Symptoms: After exposure to heavy dose, seizures, respiratory failure, and cardiac arrest appear. The organs most susceptible to cyanide are the central nervous system and the heart. Most clinical effects are of CNS origin and are nonspecific. About 15 seconds after inhalation of concentrated vapor, there is abnormally deep breathing followed in 15 to 30 seconds by convulsions. Respiratory activity stops two to three minutes later, and cardiac activity ceases several minutes later still or at about six to eight minutes after exposure.
Treatment: Sodium nitrite and sodium thiosulfate are effective antidotes. Amyl nitrite also is useful.
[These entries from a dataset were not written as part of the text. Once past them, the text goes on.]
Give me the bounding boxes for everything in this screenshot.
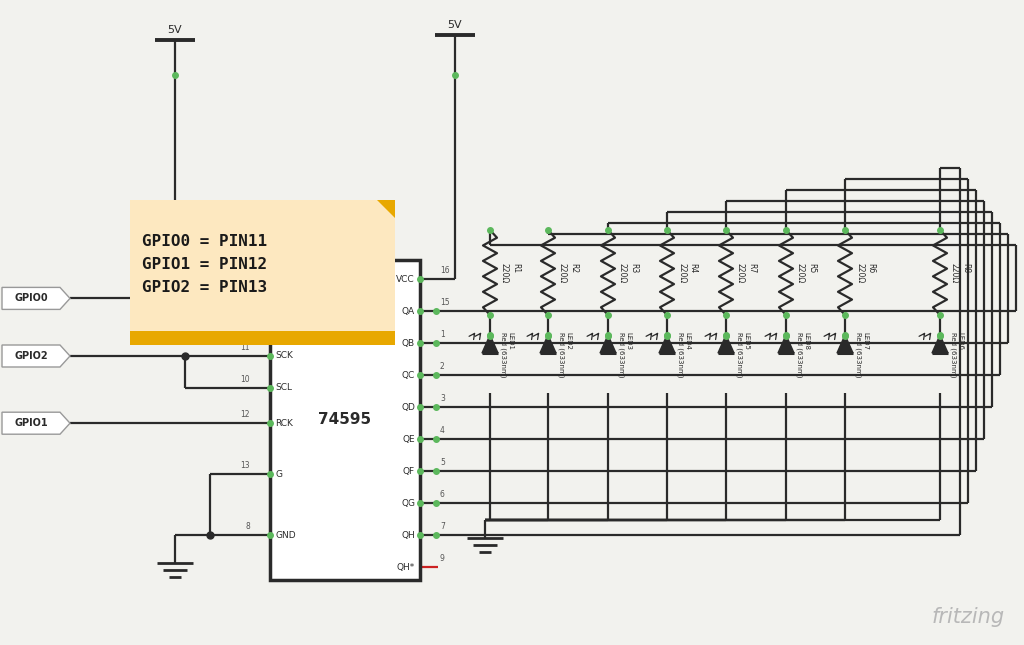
Text: R8
220Ω: R8 220Ω	[950, 263, 970, 283]
Text: RCK: RCK	[275, 419, 293, 428]
Text: 5V: 5V	[168, 25, 182, 35]
Polygon shape	[2, 345, 70, 367]
Text: LED1
Red (633nm): LED1 Red (633nm)	[500, 332, 513, 378]
Bar	[130, 331, 395, 345]
Text: IC1: IC1	[375, 222, 395, 235]
Text: 15: 15	[440, 298, 450, 307]
Text: 3: 3	[440, 394, 444, 403]
Text: QH*: QH*	[396, 562, 415, 571]
Text: LED3
Red (633nm): LED3 Red (633nm)	[618, 332, 632, 378]
Text: R2
220Ω: R2 220Ω	[558, 263, 579, 283]
Text: LED4
Red (633nm): LED4 Red (633nm)	[677, 332, 690, 378]
Polygon shape	[600, 335, 616, 353]
Text: QB: QB	[401, 339, 415, 348]
Text: LED2
Red (633nm): LED2 Red (633nm)	[558, 332, 571, 378]
Text: 5V: 5V	[447, 20, 462, 30]
Polygon shape	[932, 335, 948, 353]
Polygon shape	[659, 335, 675, 353]
Text: 16: 16	[440, 266, 450, 275]
Text: 14: 14	[241, 285, 250, 294]
Text: 2: 2	[440, 362, 444, 372]
Text: LED6
Red (633nm): LED6 Red (633nm)	[950, 332, 964, 378]
Text: 4: 4	[440, 426, 444, 435]
Text: LED7
Red (633nm): LED7 Red (633nm)	[855, 332, 868, 378]
Text: GPIO0: GPIO0	[14, 293, 48, 303]
Text: LED5
Red (633nm): LED5 Red (633nm)	[736, 332, 750, 378]
Text: 7: 7	[440, 522, 444, 531]
Text: VCC: VCC	[396, 275, 415, 284]
Text: 1: 1	[440, 330, 444, 339]
Text: 5: 5	[440, 458, 444, 467]
Text: R3
220Ω: R3 220Ω	[618, 263, 638, 283]
Text: fritzing: fritzing	[932, 607, 1005, 627]
Polygon shape	[718, 335, 734, 353]
Text: GPIO0 = PIN11
GPIO1 = PIN12
GPIO2 = PIN13: GPIO0 = PIN11 GPIO1 = PIN12 GPIO2 = PIN1…	[142, 234, 267, 295]
Text: R1
220Ω: R1 220Ω	[500, 263, 520, 283]
Text: QF: QF	[402, 467, 415, 476]
Text: 10: 10	[241, 375, 250, 384]
Text: R5
220Ω: R5 220Ω	[796, 263, 816, 283]
Text: 9: 9	[440, 554, 444, 563]
Text: QG: QG	[401, 499, 415, 508]
Text: QE: QE	[402, 435, 415, 444]
Text: QA: QA	[401, 307, 415, 315]
Text: 8: 8	[246, 522, 250, 531]
Text: 11: 11	[241, 343, 250, 352]
Text: GND: GND	[275, 531, 296, 540]
Text: 13: 13	[241, 461, 250, 470]
Polygon shape	[837, 335, 853, 353]
Polygon shape	[482, 335, 498, 353]
Text: R6
220Ω: R6 220Ω	[855, 263, 876, 283]
Text: GPIO2: GPIO2	[14, 351, 48, 361]
Polygon shape	[540, 335, 556, 353]
Text: SCL: SCL	[275, 384, 292, 393]
Text: 6: 6	[440, 490, 444, 499]
Text: QC: QC	[401, 371, 415, 380]
Polygon shape	[2, 412, 70, 434]
Polygon shape	[377, 200, 395, 218]
Polygon shape	[2, 288, 70, 310]
Polygon shape	[778, 335, 794, 353]
Text: QH: QH	[401, 531, 415, 540]
Text: 12: 12	[241, 410, 250, 419]
Text: 74595: 74595	[318, 413, 372, 428]
Text: QD: QD	[401, 402, 415, 412]
Text: R4
220Ω: R4 220Ω	[677, 263, 697, 283]
Text: G: G	[275, 470, 282, 479]
Text: LED8
Red (633nm): LED8 Red (633nm)	[796, 332, 810, 378]
Text: GPIO1: GPIO1	[14, 418, 48, 428]
Text: SCK: SCK	[275, 352, 293, 361]
Bar	[270, 260, 420, 580]
Text: R7
220Ω: R7 220Ω	[736, 263, 756, 283]
Text: SER: SER	[275, 294, 293, 303]
Bar	[130, 200, 395, 345]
Protection: Protective mask, clothing.
| Pulmonary Agents |
Phosgene, Others
Description: A lung-damaging liquid dispersed
in a liquid-filled shell that explodes, rapidly vaporizing as
a low-lying, white cloud of gas. It has a characteristic odor
of sweet, newly mown hay or freshly cut grass or corn.
Symptoms: After a latent period, the victim experiences worsening respiratory distress that at first is unaccompanied by signs of pulmonary damage but that may progress relentlessly to death. Irritation of the larynx by very large concentrations of the agent may lead to sudden laryngeal spasm and death. The most prominent symptom following the latent period is difficulty breathing, perceived as shortness of breath with or without chest tightness. Death results from respiratory failure or in combination with the effects of lack of oxygen to vital organs and tissues. Complications include infection of damaged lungs and delayed death following such respiratory infections.
Treatment: No antidote.
Protection: Protective mask, clothing.